A Operação Voucher desencadeada pela Polícia Federal no Ministério do Turismo fez mais do que trazer à tona outro escândalo escabroso, desta vez com gravações que ensinam a roubar sem deixar vestígios e quase quatro dezenas de presos. Foi exemplar para ilustrar a balbúrdia que se instalou no país.
Ainda que se condene a pirotecnia da ação, a PF cumpriu o seu dever. Pena que só o fez depois de não o fazer nos ministérios dos Transportes e da Agricultura. Pior: quando fez o que tinha de ser feito foi repreendida. Formalmente, pelo uso ilegal de algemas, mas, de fato, por agir sem informar previamente à presidente da República.
Fala-se com impressionante naturalidade do quão “surpreendida” ficou a presidente Dilma. Que ela quer “enquadrar” a PF, que ficou irritada, deu bronca no ministro da Justiça. O jornal O Estado de S. Paulo chegou a publicar – também sem qualquer juízo ou crítica, como se normal fosse – que tudo era diferente para o ex. Com um código de letras, o então diretor-geral da PF, Paulo Lacerda, descumpria a lei, mas avisava as operações a Lula.

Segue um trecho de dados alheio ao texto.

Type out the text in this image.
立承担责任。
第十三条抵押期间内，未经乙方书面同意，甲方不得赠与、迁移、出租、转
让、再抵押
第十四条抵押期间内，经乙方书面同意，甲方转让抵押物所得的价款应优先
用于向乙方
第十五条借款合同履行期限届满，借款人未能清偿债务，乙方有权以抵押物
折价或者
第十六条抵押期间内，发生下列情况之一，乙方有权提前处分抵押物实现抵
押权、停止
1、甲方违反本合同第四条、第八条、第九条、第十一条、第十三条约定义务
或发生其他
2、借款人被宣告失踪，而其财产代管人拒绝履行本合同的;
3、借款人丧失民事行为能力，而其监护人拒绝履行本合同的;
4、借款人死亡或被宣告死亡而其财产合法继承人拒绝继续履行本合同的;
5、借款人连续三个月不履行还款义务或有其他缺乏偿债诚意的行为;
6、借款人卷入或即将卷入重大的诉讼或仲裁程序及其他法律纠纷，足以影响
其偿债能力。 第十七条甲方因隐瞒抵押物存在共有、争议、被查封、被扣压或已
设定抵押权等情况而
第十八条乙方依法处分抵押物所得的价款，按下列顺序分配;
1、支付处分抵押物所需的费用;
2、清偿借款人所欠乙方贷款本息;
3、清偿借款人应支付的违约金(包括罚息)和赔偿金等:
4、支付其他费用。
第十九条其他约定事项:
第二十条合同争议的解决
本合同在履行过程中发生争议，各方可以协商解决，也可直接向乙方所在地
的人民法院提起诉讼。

O Código Lacerda é emblemático. Mostra com precisão como Lula entendia – e possivelmente ainda entende – o Estado. Na sua cartilha, as instituições existem para servir ao governo, seus integrantes, companheiros e aliados, não ao país e ao seu povo.
Por vontade, esperteza ou má-fé, promoveu-se a confusão geral. Misturou-se Estado e governo, o público e o privado, os cofres da nação com os dos partidos políticos, além de alguns bolsos privilegiados. Admitiu-se a impunidade como regra, incentivando a pilhagem do dinheiro do contribuinte. Deu-se corda, destreza e requinte à corrupção, ácido que corrói ainda mais as instituições.
Tudo tido como usual. Coisa que todo mundo sempre fez, faz e fará. Daí não causar espanto o desencaixe absoluto das engrenagens.
Ninguém nem mesmo reclama mais do toma lá dá cá no Congresso Nacional, onde o que importa para a maioria são cargos, privilégios e outros favores que o governo oferece. Tampouco se exige algo da oposição, há tempos acuada, com um ou outro expoente que, como andorinha solo, não consegue fazer verão.
O Supremo cobre a ineficácia legislativa, mas tarda e falha nas suas tarefas. E o Executivo gasta mais e pior para acomodar amigos, companheiros, protegidos de aliados e descontentes perigosos.
Por sua vez, a presidente Dilma, mesmo sendo a principal figura do governo anterior, colhe aplausos por não compactuar com a roubalheira, como se o inverso fosse admissível.
E louva-se a sanidade do ministro da Justiça, José Eduardo Cardozo, assertivo ao defender o Estado de Direito. Estranho seria o contrário. Pelo menos enquanto o país for uma República e não um hospício.
Este artigo foi originalmente publicado no Blog do Noblat, em 14/8/2011.